Warren Buffett-owned General Reinsurance (Gen Re) has sought regulatory relaxation to make use of its global capital to do Indian business in a cost–effective way. After receiving the final licence from the Insurance Regulatory and Development Authority of India (Irdai), the global reinsurer has just started its operations in the country.
Winfried Heinen, chairman of the executive board of directors of General Reinsurance AG, said linking Indian business with global capital will help the reinsurer to offer cheaper services in the country. “By law, we have to bring in $15 million (Rs 100 crore) and then we have to increase the capital as the size of the business grows. In my opinion, since we are a branch, the branch should not have capital of its own. A branch is part of a much bigger entity,’’ Heinen told The Indian Express.
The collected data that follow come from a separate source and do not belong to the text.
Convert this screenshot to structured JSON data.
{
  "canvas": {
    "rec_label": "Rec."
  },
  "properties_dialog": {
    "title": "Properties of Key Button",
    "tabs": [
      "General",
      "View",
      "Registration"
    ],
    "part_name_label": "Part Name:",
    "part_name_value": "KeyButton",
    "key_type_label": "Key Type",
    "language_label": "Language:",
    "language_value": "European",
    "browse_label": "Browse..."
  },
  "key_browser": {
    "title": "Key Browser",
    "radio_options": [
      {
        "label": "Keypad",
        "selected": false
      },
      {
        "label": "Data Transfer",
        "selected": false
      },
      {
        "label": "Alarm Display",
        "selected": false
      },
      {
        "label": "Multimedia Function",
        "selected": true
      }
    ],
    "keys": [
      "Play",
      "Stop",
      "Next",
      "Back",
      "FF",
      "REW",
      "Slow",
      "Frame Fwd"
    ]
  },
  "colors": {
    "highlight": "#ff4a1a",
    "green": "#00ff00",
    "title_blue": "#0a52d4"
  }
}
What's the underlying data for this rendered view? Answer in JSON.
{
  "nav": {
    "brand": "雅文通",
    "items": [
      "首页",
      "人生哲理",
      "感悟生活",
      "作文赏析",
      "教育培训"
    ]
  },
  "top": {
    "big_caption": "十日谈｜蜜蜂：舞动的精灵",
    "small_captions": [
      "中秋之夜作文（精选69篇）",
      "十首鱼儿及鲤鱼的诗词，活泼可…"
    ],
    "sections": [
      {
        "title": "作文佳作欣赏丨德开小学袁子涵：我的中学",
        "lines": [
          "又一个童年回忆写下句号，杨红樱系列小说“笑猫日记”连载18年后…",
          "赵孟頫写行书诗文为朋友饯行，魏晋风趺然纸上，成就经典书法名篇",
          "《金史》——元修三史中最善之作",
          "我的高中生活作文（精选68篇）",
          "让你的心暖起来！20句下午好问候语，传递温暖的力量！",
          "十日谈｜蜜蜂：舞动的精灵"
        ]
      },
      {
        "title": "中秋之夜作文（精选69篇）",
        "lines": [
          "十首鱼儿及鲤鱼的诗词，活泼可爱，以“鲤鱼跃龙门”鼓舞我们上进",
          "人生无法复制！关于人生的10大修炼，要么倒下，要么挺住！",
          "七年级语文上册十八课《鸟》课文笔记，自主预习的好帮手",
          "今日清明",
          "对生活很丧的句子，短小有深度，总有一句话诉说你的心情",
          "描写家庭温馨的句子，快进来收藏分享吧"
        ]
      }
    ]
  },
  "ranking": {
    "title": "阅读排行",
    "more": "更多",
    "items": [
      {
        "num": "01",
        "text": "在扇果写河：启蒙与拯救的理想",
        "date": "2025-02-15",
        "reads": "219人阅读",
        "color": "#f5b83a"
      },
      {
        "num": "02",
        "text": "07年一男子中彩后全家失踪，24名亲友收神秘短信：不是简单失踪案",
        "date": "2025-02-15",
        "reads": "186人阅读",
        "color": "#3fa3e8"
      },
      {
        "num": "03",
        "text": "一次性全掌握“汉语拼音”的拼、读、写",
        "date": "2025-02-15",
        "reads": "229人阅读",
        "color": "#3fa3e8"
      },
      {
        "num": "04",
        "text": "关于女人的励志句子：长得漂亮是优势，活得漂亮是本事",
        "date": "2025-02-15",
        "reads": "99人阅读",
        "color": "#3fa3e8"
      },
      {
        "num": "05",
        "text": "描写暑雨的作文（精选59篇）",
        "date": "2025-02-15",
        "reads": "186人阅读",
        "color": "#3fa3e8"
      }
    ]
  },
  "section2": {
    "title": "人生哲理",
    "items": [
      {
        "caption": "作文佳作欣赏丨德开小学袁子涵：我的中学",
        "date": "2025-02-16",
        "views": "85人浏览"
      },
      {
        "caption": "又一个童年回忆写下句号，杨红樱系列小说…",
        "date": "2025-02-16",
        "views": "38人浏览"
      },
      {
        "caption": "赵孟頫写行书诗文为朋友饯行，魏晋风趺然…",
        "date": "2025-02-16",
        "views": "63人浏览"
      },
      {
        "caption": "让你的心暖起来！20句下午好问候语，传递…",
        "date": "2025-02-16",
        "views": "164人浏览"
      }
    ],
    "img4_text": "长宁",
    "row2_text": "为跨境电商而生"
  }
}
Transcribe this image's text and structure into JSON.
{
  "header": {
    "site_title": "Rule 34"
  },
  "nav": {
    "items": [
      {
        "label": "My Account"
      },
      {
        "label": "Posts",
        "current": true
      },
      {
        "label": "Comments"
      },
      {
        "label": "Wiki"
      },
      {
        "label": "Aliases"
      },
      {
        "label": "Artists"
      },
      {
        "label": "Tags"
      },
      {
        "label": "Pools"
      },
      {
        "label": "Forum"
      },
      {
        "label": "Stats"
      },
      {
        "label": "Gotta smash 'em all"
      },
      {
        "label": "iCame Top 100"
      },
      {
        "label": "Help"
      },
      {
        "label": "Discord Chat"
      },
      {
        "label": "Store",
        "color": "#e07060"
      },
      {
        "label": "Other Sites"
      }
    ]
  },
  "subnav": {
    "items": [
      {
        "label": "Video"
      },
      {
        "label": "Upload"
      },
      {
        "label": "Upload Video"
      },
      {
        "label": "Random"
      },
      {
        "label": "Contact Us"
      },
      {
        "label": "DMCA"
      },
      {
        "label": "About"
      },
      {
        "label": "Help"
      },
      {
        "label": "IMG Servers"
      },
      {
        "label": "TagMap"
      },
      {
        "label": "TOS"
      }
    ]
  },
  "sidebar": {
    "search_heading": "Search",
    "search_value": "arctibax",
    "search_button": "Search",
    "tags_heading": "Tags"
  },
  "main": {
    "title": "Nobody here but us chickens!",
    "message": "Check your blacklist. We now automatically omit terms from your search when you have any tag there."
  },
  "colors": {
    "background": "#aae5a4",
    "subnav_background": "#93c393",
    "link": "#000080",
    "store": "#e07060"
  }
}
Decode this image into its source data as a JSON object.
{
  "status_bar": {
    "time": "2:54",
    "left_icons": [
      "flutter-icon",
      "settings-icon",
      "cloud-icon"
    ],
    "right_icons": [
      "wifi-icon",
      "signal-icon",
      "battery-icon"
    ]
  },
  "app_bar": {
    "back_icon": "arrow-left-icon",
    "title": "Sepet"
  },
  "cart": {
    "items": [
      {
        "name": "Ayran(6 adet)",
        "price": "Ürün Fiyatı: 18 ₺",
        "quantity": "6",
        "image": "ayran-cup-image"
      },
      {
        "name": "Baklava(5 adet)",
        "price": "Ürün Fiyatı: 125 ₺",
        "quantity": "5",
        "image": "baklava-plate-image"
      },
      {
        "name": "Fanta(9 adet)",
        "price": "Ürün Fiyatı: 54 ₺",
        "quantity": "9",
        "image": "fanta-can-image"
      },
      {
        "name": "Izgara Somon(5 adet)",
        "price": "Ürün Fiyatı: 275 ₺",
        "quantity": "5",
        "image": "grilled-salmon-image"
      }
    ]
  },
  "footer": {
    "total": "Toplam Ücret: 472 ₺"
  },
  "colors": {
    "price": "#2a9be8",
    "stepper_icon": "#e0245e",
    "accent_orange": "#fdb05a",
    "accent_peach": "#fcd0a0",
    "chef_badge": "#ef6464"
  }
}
Explaining Gen Re’s stand, Heinen said that to grow more in India, the reinsurer has to bring in more capital, which cannot be used anywhere else and that makes it more expensive to do business in India. “The higher cost will be reflected in the prices we can offer to our clients, and probably this will again be reflected in the prices they offer to their clients. This inefficiency has a knock-on effect on the customers,’’ he said.
Heinen said the company will focus more on the bottom line than the topline. “The market conditions are very tough in the general reinsurance business. We will be interested in focusing on our bottom line and not so much of our top line,’’ he said.
Justifying the decision to focus on bottom line, Rainer Schurmann, managing director, Property & Casualty, Treaty Asia, said that the prices are soft in the Indian general insurance market, and the market is burdened with underwriting losses. “Reinsurers are going after commercial business and not the retail business in India. The retail business is profitable for insurance companies,’’ he said.